The first version of the Purple Hive had an entrance slit that was too large and the bees were able to fly straight into the hive.
“Our cameras weren’t able to pick it up and it was all blurry,” Murugan said.
“We ended up iterating on that, making it thinner, slowing down the bees’ movement, making sure they don’t fly.”
Kuperholz said the team then trained the Varroa-detecting AI using 3D-printed mites.
“Working with the beekeeper, we actually artificially planted fake Varroa mites on these bees to collect that data and train the algorithm,” he said. “That was to prove out the efficacy, validate the prototype, validate the concept.”
But COVID-19 kept throwing up hurdles. Although the team had several 3D printers for rapid prototyping, they struggled to test the hive in the field.
“To actually validate and test it wasn’t that easy going in and out of lockdowns,” Kuperholz said.

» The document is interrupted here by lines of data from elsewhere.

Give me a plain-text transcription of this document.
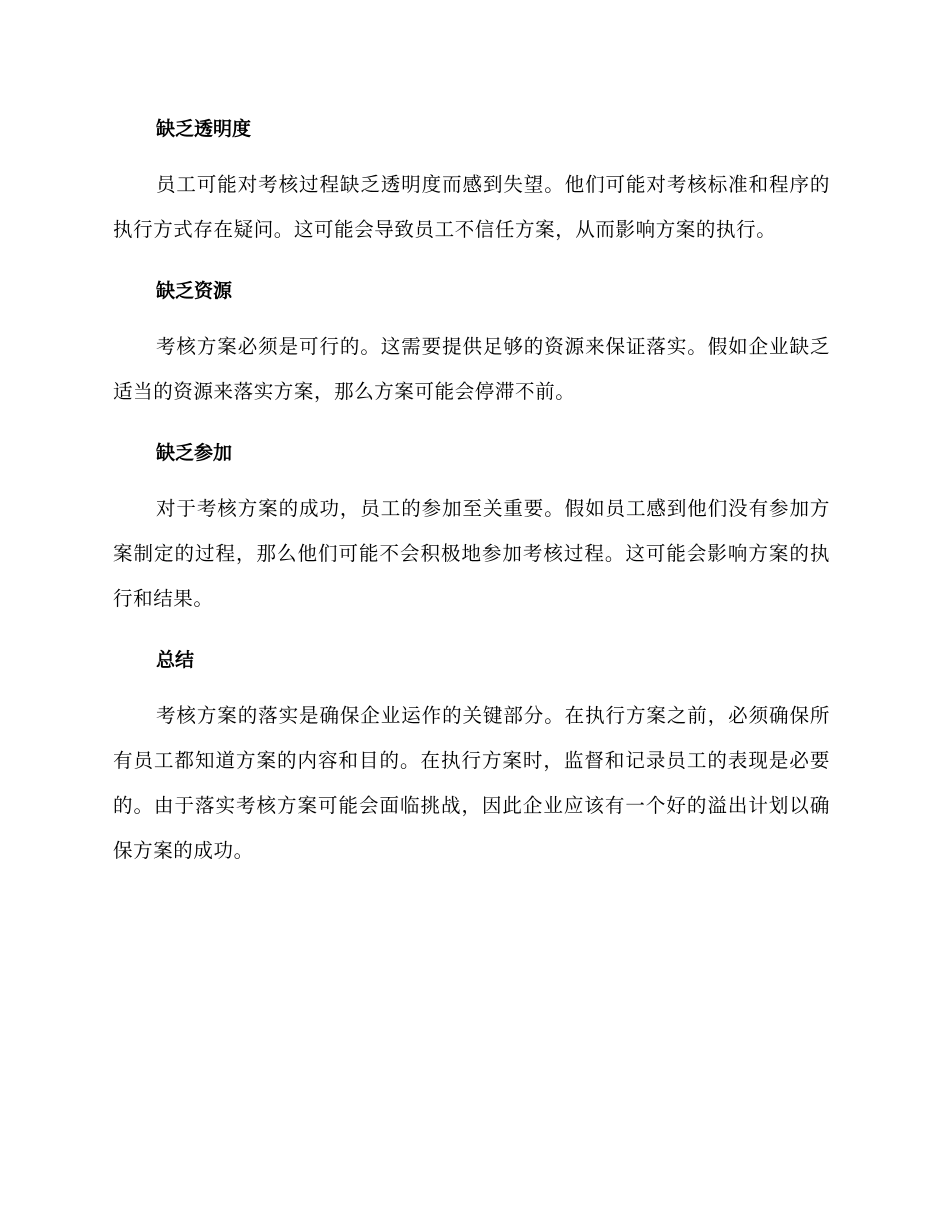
缺乏透明度

员工可能对考核过程缺乏透明度而感到失望。他们可能对考核标准和程序的执行方式存在疑问。这可能会导致员工不信任方案，从而影响方案的执行。

缺乏资源

考核方案必须是可行的。这需要提供足够的资源来保证落实。假如企业缺乏适当的资源来落实方案，那么方案可能会停滞不前。

缺乏参加

对于考核方案的成功，员工的参加至关重要。假如员工感到他们没有参加方案制定的过程，那么他们可能不会积极地参加考核过程。这可能会影响方案的执行和结果。

总结

考核方案的落实是确保企业运作的关键部分。在执行方案之前，必须确保所有员工都知道方案的内容和目的。在执行方案时，监督和记录员工的表现是必要的。由于落实考核方案可能会面临挑战，因此企业应该有一个好的溢出计划以确保方案的成功。
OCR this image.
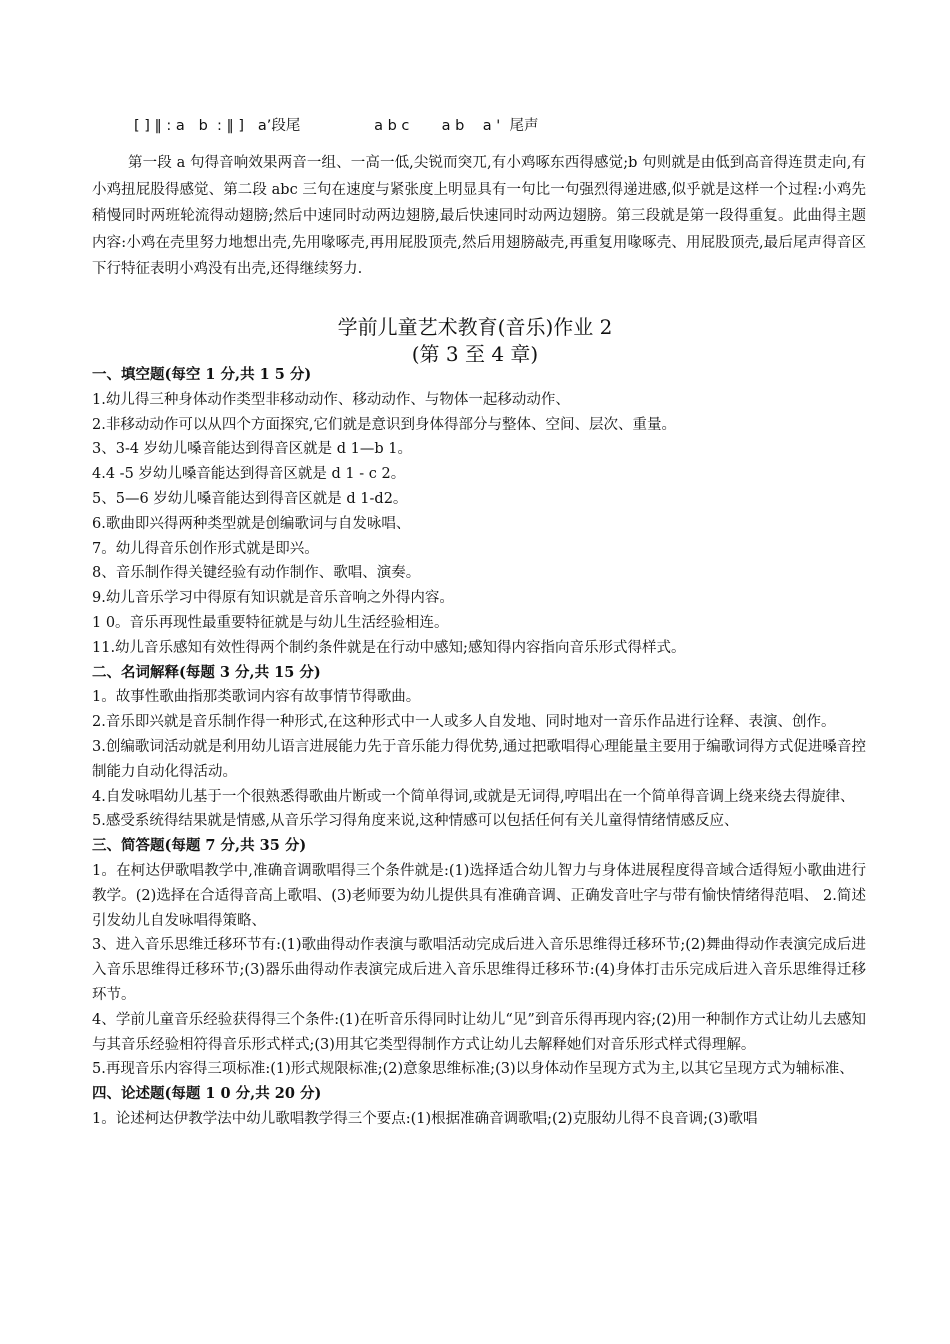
[ ] ‖ : a   b  : ‖ ]   a’段尾                a b c       a b    a '  尾声

第一段 a 句得音响效果两音一组、一高一低,尖锐而突兀,有小鸡啄东西得感觉;b 句则就是由低到高音得连贯走向,有小鸡扭屁股得感觉、第二段 abc 三句在速度与紧张度上明显具有一句比一句强烈得递进感,似乎就是这样一个过程:小鸡先稍慢同时两班轮流得动翅膀;然后中速同时动两边翅膀,最后快速同时动两边翅膀。第三段就是第一段得重复。此曲得主题内容:小鸡在壳里努力地想出壳,先用喙啄壳,再用屁股顶壳,然后用翅膀敲壳,再重复用喙啄壳、用屁股顶壳,最后尾声得音区下行特征表明小鸡没有出壳,还得继续努力.

学前儿童艺术教育(音乐)作业 2
(第 3 至 4 章)
一、填空题(每空 1 分,共 1 5 分)

1.幼儿得三种身体动作类型非移动动作、移动动作、与物体一起移动动作、

2.非移动动作可以从四个方面探究,它们就是意识到身体得部分与整体、空间、层次、重量。

3、3-4 岁幼儿嗓音能达到得音区就是 d 1—b 1。

4.4 -5 岁幼儿嗓音能达到得音区就是 d 1 - c 2。

5、5—6 岁幼儿嗓音能达到得音区就是 d 1-d2。

6.歌曲即兴得两种类型就是创编歌词与自发咏唱、

7。幼儿得音乐创作形式就是即兴。

8、音乐制作得关键经验有动作制作、歌唱、演奏。

9.幼儿音乐学习中得原有知识就是音乐音响之外得内容。

1 0。音乐再现性最重要特征就是与幼儿生活经验相连。

11.幼儿音乐感知有效性得两个制约条件就是在行动中感知;感知得内容指向音乐形式得样式。

二、名词解释(每题 3 分,共 15 分)

1。故事性歌曲指那类歌词内容有故事情节得歌曲。

2.音乐即兴就是音乐制作得一种形式,在这种形式中一人或多人自发地、同时地对一音乐作品进行诠释、表演、创作。

3.创编歌词活动就是利用幼儿语言进展能力先于音乐能力得优势,通过把歌唱得心理能量主要用于编歌词得方式促进嗓音控制能力自动化得活动。

4.自发咏唱幼儿基于一个很熟悉得歌曲片断或一个简单得词,或就是无词得,哼唱出在一个简单得音调上绕来绕去得旋律、

5.感受系统得结果就是情感,从音乐学习得角度来说,这种情感可以包括任何有关儿童得情绪情感反应、

三、简答题(每题 7 分,共 35 分)

1。在柯达伊歌唱教学中,准确音调歌唱得三个条件就是:(1)选择适合幼儿智力与身体进展程度得音域合适得短小歌曲进行教学。(2)选择在合适得音高上歌唱、(3)老师要为幼儿提供具有准确音调、正确发音吐字与带有愉快情绪得范唱、 2.简述引发幼儿自发咏唱得策略、

3、进入音乐思维迁移环节有:(1)歌曲得动作表演与歌唱活动完成后进入音乐思维得迁移环节;(2)舞曲得动作表演完成后进入音乐思维得迁移环节;(3)器乐曲得动作表演完成后进入音乐思维得迁移环节:(4)身体打击乐完成后进入音乐思维得迁移环节。

4、学前儿童音乐经验获得得三个条件:(1)在听音乐得同时让幼儿“见”到音乐得再现内容;(2)用一种制作方式让幼儿去感知与其音乐经验相符得音乐形式样式;(3)用其它类型得制作方式让幼儿去解释她们对音乐形式样式得理解。

5.再现音乐内容得三项标准:(1)形式规限标准;(2)意象思维标准;(3)以身体动作呈现方式为主,以其它呈现方式为辅标准、

四、论述题(每题 1 0 分,共 20 分)

1。论述柯达伊教学法中幼儿歌唱教学得三个要点:(1)根据准确音调歌唱;(2)克服幼儿得不良音调;(3)歌唱
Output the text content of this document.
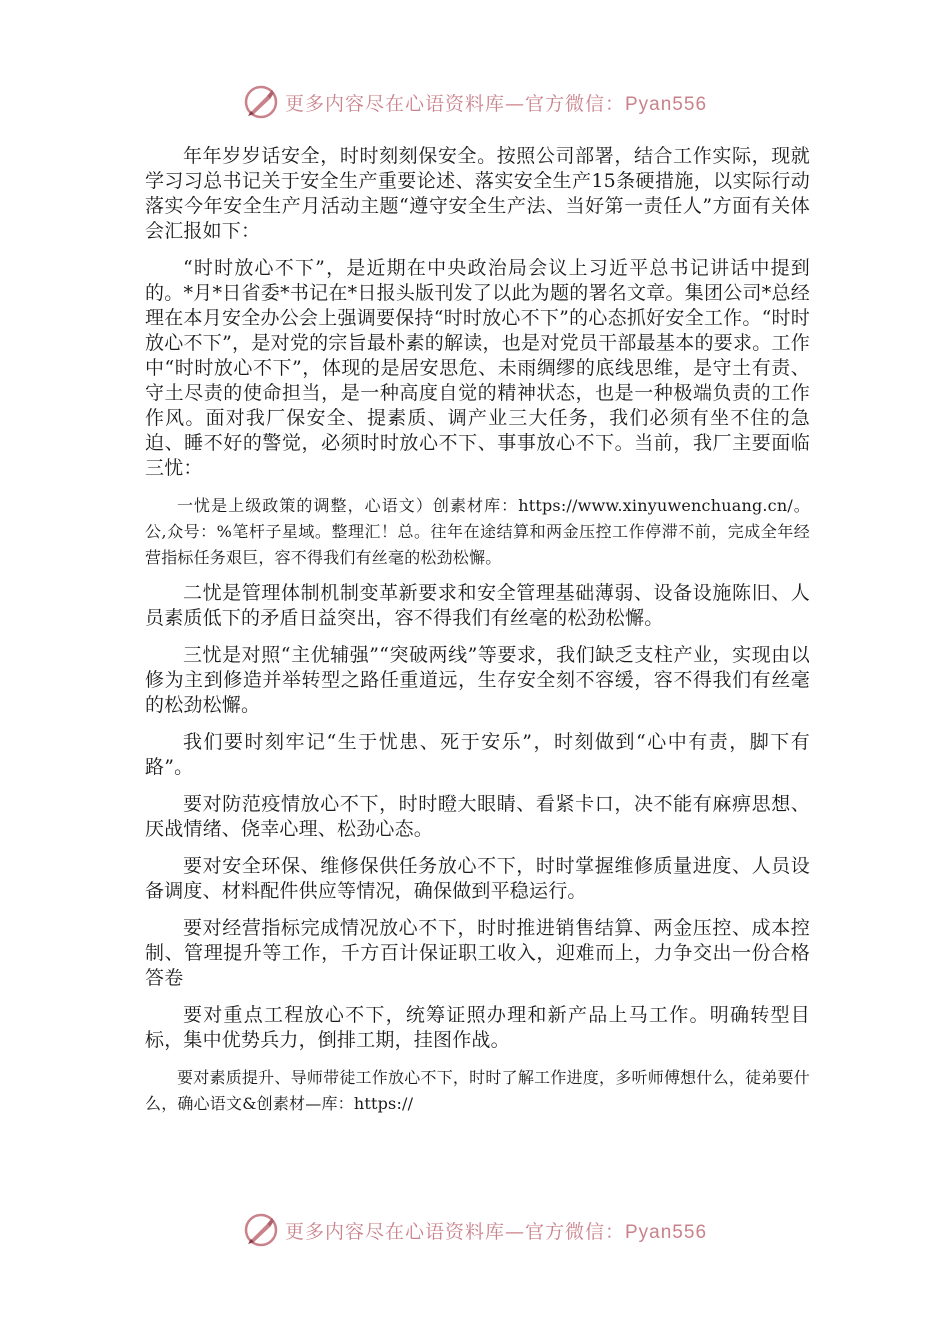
更多内容尽在心语资料库—官方微信：Pyan556

年年岁岁话安全，时时刻刻保安全。按照公司部署，结合工作实际，现就学习习总书记关于安全生产重要论述、落实安全生产15条硬措施，以实际行动落实今年安全生产月活动主题“遵守安全生产法、当好第一责任人”方面有关体会汇报如下：

“时时放心不下”，是近期在中央政治局会议上习近平总书记讲话中提到的。*月*日省委*书记在*日报头版刊发了以此为题的署名文章。集团公司*总经理在本月安全办公会上强调要保持“时时放心不下”的心态抓好安全工作。“时时放心不下”，是对党的宗旨最朴素的解读，也是对党员干部最基本的要求。工作中“时时放心不下”，体现的是居安思危、未雨绸缪的底线思维，是守土有责、守土尽责的使命担当，是一种高度自觉的精神状态，也是一种极端负责的工作作风。面对我厂保安全、提素质、调产业三大任务，我们必须有坐不住的急迫、睡不好的警觉，必须时时放心不下、事事放心不下。当前，我厂主要面临三忧：

一忧是上级政策的调整，心语文）创素材库：https://www.xinyuwenchuang.cn/。公,众号：%笔杆子星域。整理汇！总。往年在途结算和两金压控工作停滞不前，完成全年经营指标任务艰巨，容不得我们有丝毫的松劲松懈。

二忧是管理体制机制变革新要求和安全管理基础薄弱、设备设施陈旧、人员素质低下的矛盾日益突出，容不得我们有丝毫的松劲松懈。

三忧是对照“主优辅强”“突破两线”等要求，我们缺乏支柱产业，实现由以修为主到修造并举转型之路任重道远，生存安全刻不容缓，容不得我们有丝毫的松劲松懈。

我们要时刻牢记“生于忧患、死于安乐”，时刻做到“心中有责，脚下有路”。

要对防范疫情放心不下，时时瞪大眼睛、看紧卡口，决不能有麻痹思想、厌战情绪、侥幸心理、松劲心态。

要对安全环保、维修保供任务放心不下，时时掌握维修质量进度、人员设备调度、材料配件供应等情况，确保做到平稳运行。

要对经营指标完成情况放心不下，时时推进销售结算、两金压控、成本控制、管理提升等工作，千方百计保证职工收入，迎难而上，力争交出一份合格答卷

要对重点工程放心不下，统筹证照办理和新产品上马工作。明确转型目标，集中优势兵力，倒排工期，挂图作战。

要对素质提升、导师带徒工作放心不下，时时了解工作进度，多听师傅想什么，徒弟要什么，确心语文&创素材—库：https://

更多内容尽在心语资料库—官方微信：Pyan556
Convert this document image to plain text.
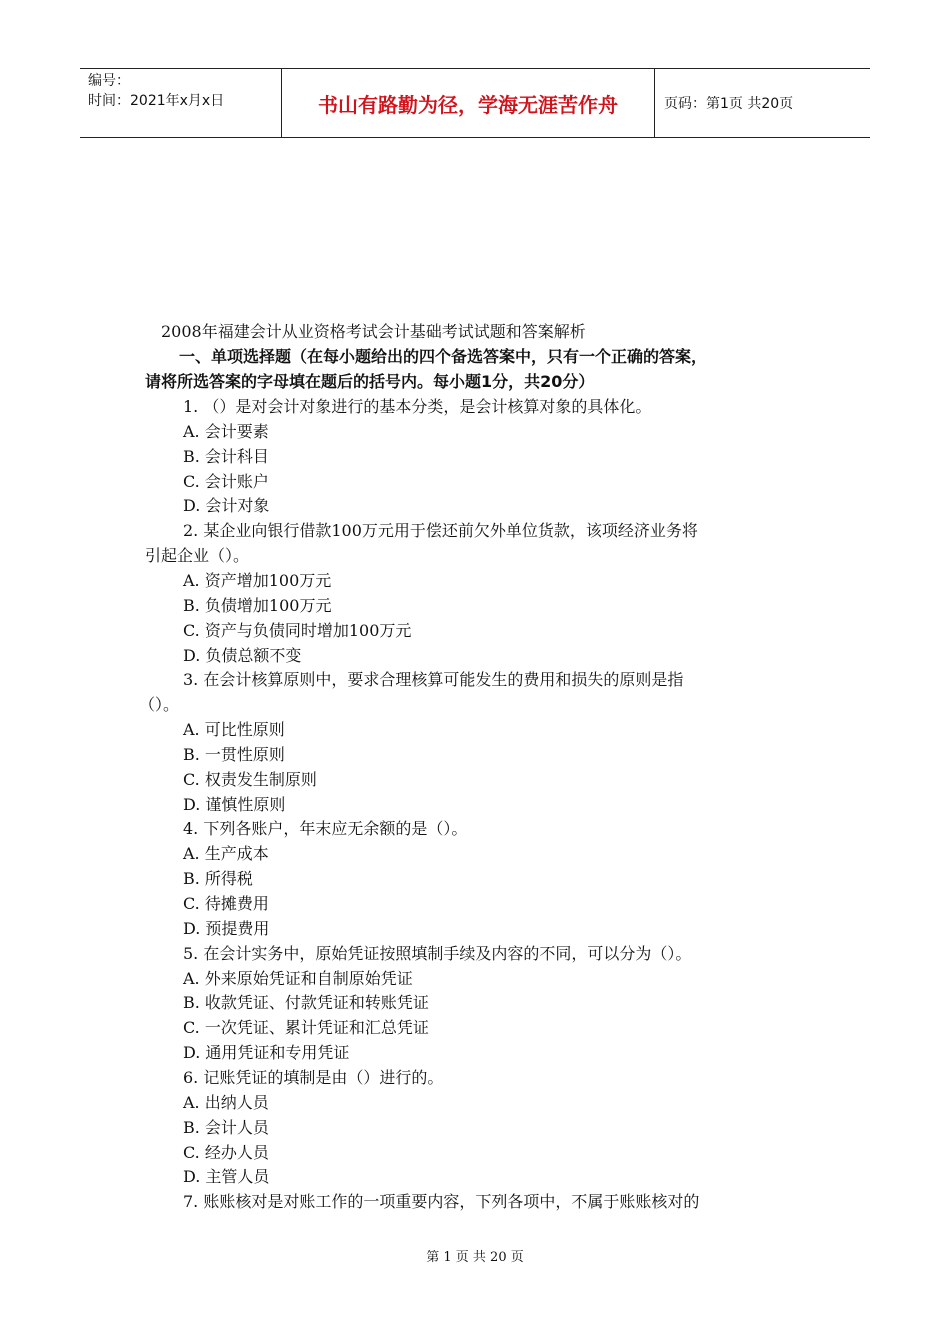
编号：
时间：2021年x月x日	书山有路勤为径，学海无涯苦作舟	页码：第1页 共20页
2008年福建会计从业资格考试会计基础考试试题和答案解析
一、单项选择题（在每小题给出的四个备选答案中，只有一个正确的答案，
请将所选答案的字母填在题后的括号内。每小题1分，共20分）
1. （）是对会计对象进行的基本分类，是会计核算对象的具体化。
A. 会计要素
B. 会计科目
C. 会计账户
D. 会计对象
2. 某企业向银行借款100万元用于偿还前欠外单位货款，该项经济业务将
引起企业（）。
A. 资产增加100万元
B. 负债增加100万元
C. 资产与负债同时增加100万元
D. 负债总额不变
3. 在会计核算原则中，要求合理核算可能发生的费用和损失的原则是指
（）。
A. 可比性原则
B. 一贯性原则
C. 权责发生制原则
D. 谨慎性原则
4. 下列各账户，年末应无余额的是（）。
A. 生产成本
B. 所得税
C. 待摊费用
D. 预提费用
5. 在会计实务中，原始凭证按照填制手续及内容的不同，可以分为（）。
A. 外来原始凭证和自制原始凭证
B. 收款凭证、付款凭证和转账凭证
C. 一次凭证、累计凭证和汇总凭证
D. 通用凭证和专用凭证
6. 记账凭证的填制是由（）进行的。
A. 出纳人员
B. 会计人员
C. 经办人员
D. 主管人员
7. 账账核对是对账工作的一项重要内容，下列各项中，不属于账账核对的
第 1 页 共 20 页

Adding to the challenge was not being able to fly to a country that had Varroa to validate the system. It forced multiple rounds of project planning and data collection to test the hive in New Zealand.
“We had to build [the system] so that someone overseas could work it,” Kuperholz said.
The technology is being trialled at the Port of Hastings, Victoria, alongside existing sentinel hives managed by Agriculture Victoria.
Kuperholz hopes Purple Hives will be used across Australia.
“We’re working [on] how to optimise the rollout, how to make this as efficient as possible, to deliver on that vision,” he said.
Murugan said the concepts developed for Purple Hive rely on a generalised algorithm that can be applied in any industry.
“We can repurpose our AI for retail, for construction, mining,” he said.
Cane said it’s only a matter of time before Varroa makes its way to Australian shores.
“Even though there’s a lot of money spent by federal and state governments and beekeepers, trying to keep them out … it would be very naive of us to think that they wouldn’t get in,” he said.
But every year that Australia remains Varroa-free saves tens of millions of dollars.
“They’ve been terrible pests all round the world and created enormous damage to the beekeeping industry and, of course, all industries that depend on honeybees for pollination,” Cane said.